Affiliations: Department of Computer Science and Applied Mathematics, Weizmann Institute of Science

 

Biography

Prof. Eran Segal was awarded a B.Sc. in Computer Science summa cum laude in 1998, from Tel-Aviv University, and a Ph.D. in Computer Science and Genetics in 2004, from Stanford University. In 2005, after an independent postdoctoral research position at Rockefeller University, New York, Prof. Segal joined the Computer Science department at the Weizmann Institute of Science. Prof. Segal leads a multi-disciplinary research group in Systems biology. The group has extensive experience in machine learning, computational biology, probabilistic models, and analysis of heterogeneous high-throughput genomic data from various technologies such as next-generation sequencing.

 

Prof. Segal received several awards for his work, including the 2007 EMBO young investigator award, and the 2007 Overton prize by the International Society for Bioinformatics (ISCB) for outstanding accomplishments in the field of computational biology.

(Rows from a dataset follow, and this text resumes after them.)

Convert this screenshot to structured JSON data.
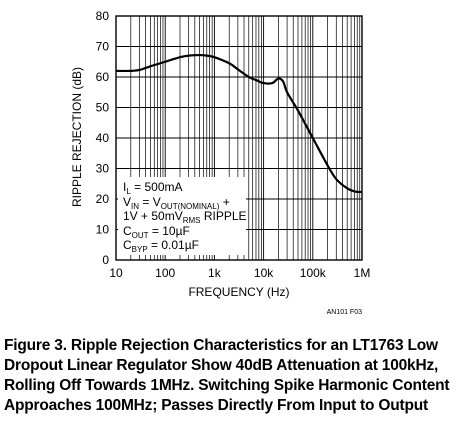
{
  "chart_data": {
    "type": "line",
    "title": "",
    "xlabel": "FREQUENCY (Hz)",
    "ylabel": "RIPPLE REJECTION (dB)",
    "x_scale": "log",
    "xlim": [
      10,
      1000000
    ],
    "ylim": [
      0,
      80
    ],
    "x_tick_labels": [
      "10",
      "100",
      "1k",
      "10k",
      "100k",
      "1M"
    ],
    "y_ticks": [
      0,
      10,
      20,
      30,
      40,
      50,
      60,
      70,
      80
    ],
    "grid": true,
    "series": [
      {
        "color": "#000000",
        "x": [
          10,
          20,
          30,
          50,
          100,
          200,
          300,
          500,
          700,
          1000,
          2000,
          3000,
          5000,
          7000,
          10000,
          15000,
          20000,
          25000,
          30000,
          50000,
          100000,
          200000,
          300000,
          500000,
          700000,
          1000000
        ],
        "y": [
          62,
          62,
          62.3,
          63.5,
          65,
          66.5,
          67,
          67.2,
          67,
          66.5,
          64.5,
          62.5,
          60,
          59,
          58,
          58,
          59.5,
          58.5,
          55,
          49,
          40,
          31,
          26.5,
          23.5,
          22.5,
          22.3
        ]
      }
    ],
    "annotations": {
      "line1_base": "I",
      "line1_sub": "L",
      "line1_rest": " = 500mA",
      "line2_base": "V",
      "line2_sub": "IN",
      "line2_mid": " = V",
      "line2_sub2": "OUT(NOMINAL)",
      "line2_rest": " +",
      "line3_base": "1V + 50mV",
      "line3_sub": "RMS",
      "line3_rest": " RIPPLE",
      "line4_base": "C",
      "line4_sub": "OUT",
      "line4_rest": " = 10µF",
      "line5_base": "C",
      "line5_sub": "BYP",
      "line5_rest": " = 0.01µF"
    },
    "figure_code": "AN101 F03"
  },
  "caption": {
    "line1": "Figure 3. Ripple Rejection Characteristics for an LT1763 Low",
    "line2": "Dropout Linear Regulator Show 40dB Attenuation at 100kHz,",
    "line3": "Rolling Off Towards 1MHz. Switching Spike Harmonic Content",
    "line4": "Approaches 100MHz; Passes Directly From Input to Output"
  }
}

He published over 100 research articles and was recently selected as a member of the young Israeli academy of science.

 

Abstract

 

Personalizing our nutrition to our gut microbes

 

The modern era is marked by an unprecedented increase in body weight and metabolic diseases worldwide, with more and more cases of obesity and diabetes. A major cause of these rises in body weight and disease is due to the rapid increase in blood glucose levels in the population. Since glucose levels mainly change in response to food intake, this hyperglycemia epidemic is a result of our dietary choices, but since different people have different blood glucose responses to the same food, food choices that are good for one person may not be good for another. A major source of variability across people is our microbiota, the unique collection of over 100 trillion microbes that we each carry in our gut and other body locations, and which is affected by what we eat, and in turn, affects our response to food. In this talk, I will describe the Personal Nutrition Project (www.personalnutrition.org), a study aimed at understanding individual variation and at constructing a truly personalized diet. For a large number of individuals, we are measuring their microbiome, genetics, and glucose response to food intake, and then using this multi-dimensional data to devise the first personalized algorithm for predicting the glycemic response of an individual to food. Our study may lead to the ability to administer person-specific dietary interventions that improve the glycemic response, thus providing direct treatment for the pre-diabetic stage and assisting in the worldwide battle against the obesity and diabetes epidemic.